Alexander Lex - The reVISit User Study Platform and Applications in Studying Misinformation

Speaker

University of Utah-School of Computing

Host

Arvind Satyanarayan
CSAIL
Abstract:
In this talk I introduce the reVISit framework for designing and running empirical studies online. Traditional survey tools limit the flexibility and reproducibility of online experiments. To remedy this, we introduce a domain-specific language, the reVISit Spec, that researchers can use to design complex online user studies. reVISit Spec, combined with the relevant stimuli, is compiled into a ready-to-deploy website that handles all aspects of a user study, including sophisticated provenance-based data tracking, randomization, etc. reVISit is a community focused project and ready to use! Visit https://revisit.dev/ to get started.

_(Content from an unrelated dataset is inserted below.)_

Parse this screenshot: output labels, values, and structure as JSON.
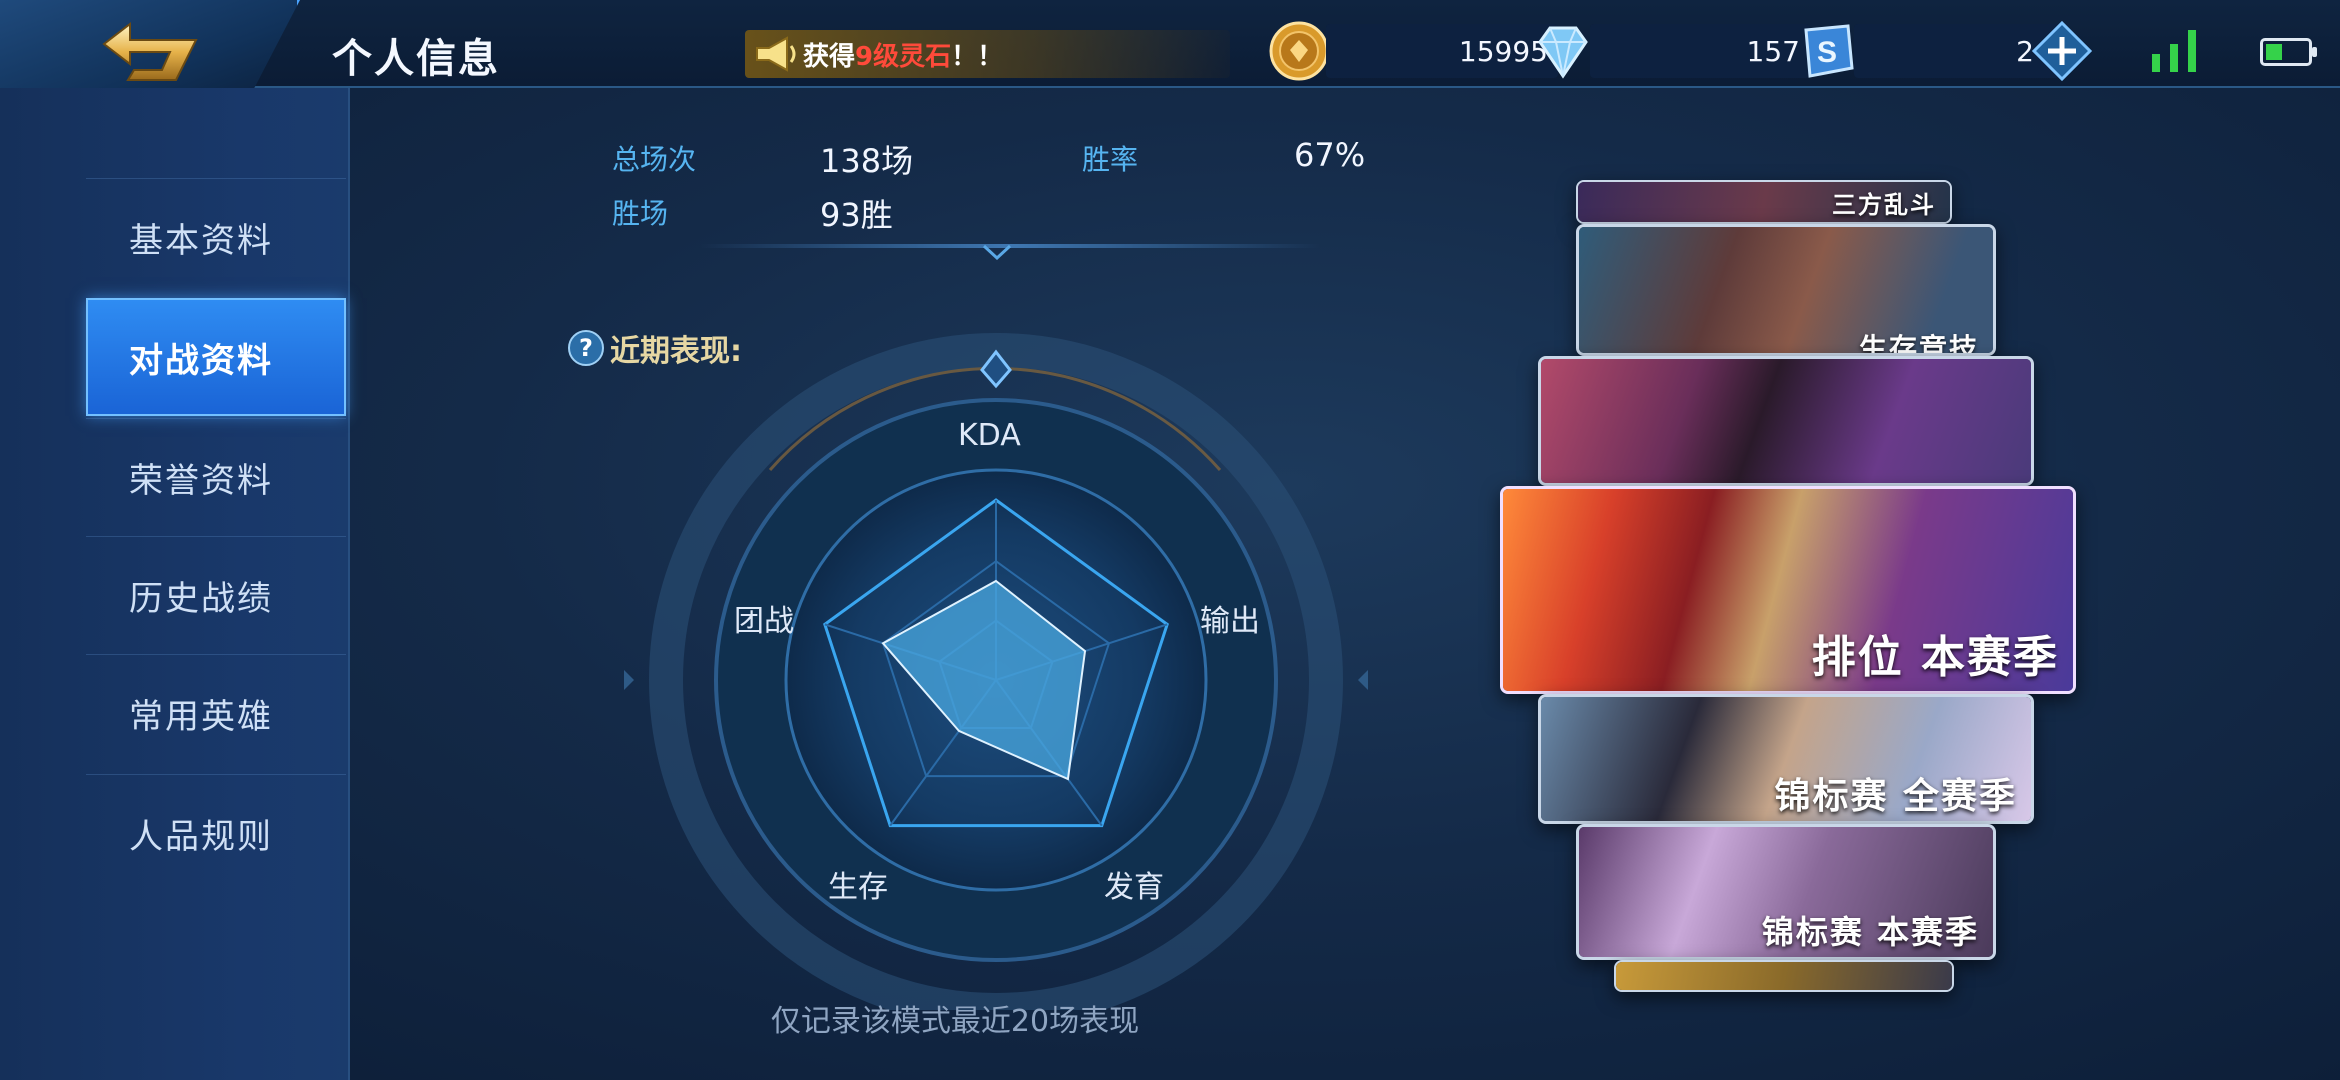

I will then pivot to talk about data-driven misinformation in the form of charts shared on social networks. I will demonstrate that “lying with charts” doesn’t work the way we (used to) think about it, and introduce a few strategies to “protect” charts and charting tools from being abused by malicious users. I will connect back to reVISit by illustrating how we leveraged it to run a series of crowd-sourced experiments.

Bio:
Alexander Lex is an Associate Professor of Computer Science at the Scientific Computing and Imaging Institute and the Kahlert School of Computing at the University of Utah. He directs the Visualization Design Lab where he and his team develop visualization methods and systems to help solve today’s scientific problems. Recently he is working on visualization accessibility, visual misinformation, provenance and reproducibility, and user study infrastructure. He is the recipient of an NSF CAREER award and multiple best paper awards or best paper honorable mentions at IEEE VIS, ACM CHI, and other conferences. He also received a best dissertation award from his alma mater. He co-founded datavisyn, a startup company developing visualization solutions for the pharmaceutical industry.